The survey found that 75% of U.S. respondents expect the importance of ESG in purchasing criteria to increase in the next five years. Also in the U.S., an increasing number of medtech companies that Bain works with expect to formally include diversity, equity and inclusion (DE&I); material use, waste and circularity; and air quality in their purchasing criteria.
Bain says the pace of change on these fronts will be “much faster” in Europe. For example, it says the number of German providers that consider suppliers’ material use, waste and circularity; fair sourcing; and carbon and other greenhouse gas emissions is on track to grow by 2025.
“US healthcare providers are already more inclined to focus on social targets, whereas German [companies] are more likely to focus on environmental ones,” Bain reports. “Regardless of region, ESG initiatives that provide tangible value—such as implementing circularity practices, boosting energy efficiency and reducing packaging—have the strongest potential to resonate with customers.”
Right from the Start
According to Medtech News, sustainability starts right at the beginning of the design process, where manufacturers must now add sustainability factors into this early process.
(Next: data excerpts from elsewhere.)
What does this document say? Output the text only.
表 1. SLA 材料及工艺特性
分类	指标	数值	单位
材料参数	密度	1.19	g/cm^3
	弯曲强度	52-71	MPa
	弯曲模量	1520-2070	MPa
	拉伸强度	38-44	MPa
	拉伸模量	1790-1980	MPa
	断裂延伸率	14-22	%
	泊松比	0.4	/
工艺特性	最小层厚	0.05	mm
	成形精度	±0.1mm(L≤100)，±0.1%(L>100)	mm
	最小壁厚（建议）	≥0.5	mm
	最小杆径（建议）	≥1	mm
At the other end of the spectrum, medical device waste has become a global problem as devices become more complex and incorporate more electronic components and mixed materials.
“Sustainability also means considering how to reduce carbon emissions, energy and water use, and material waste across its entire lifespan, from design and material selection, to supply chain, to manufacturing and distribution,” Wideblue’s Barry Warden writes in Medtech News. “Sustainable medical devices are better for the environment and attractive to consumers and can provide cost savings, investor attractiveness and improved brand and competitive advantage.”
Putting an Emphasis on ESG
As the emphasis on ESG expands to include most industries, Bain expects the next generation of leading medtech companies to take what it calls a “value creation approach.” In other words, organizations will start thinking beyond their compliance agendas and start finding new ways to build competitive advantage.
Using this approach, medtech firms can both meet their own internal ESG goals and satisfy their customers’ expectations around sustainability in a world where everyone is requesting more of it. “This will involve deliberate choices around where to meet requirements to limit risk exposure and keep up with the market versus where to invest to deliver well above industry standards,” Bain points out. “Through these selected areas of ESG differentiation, medtech companies can win over procurement leaders and capture market share.”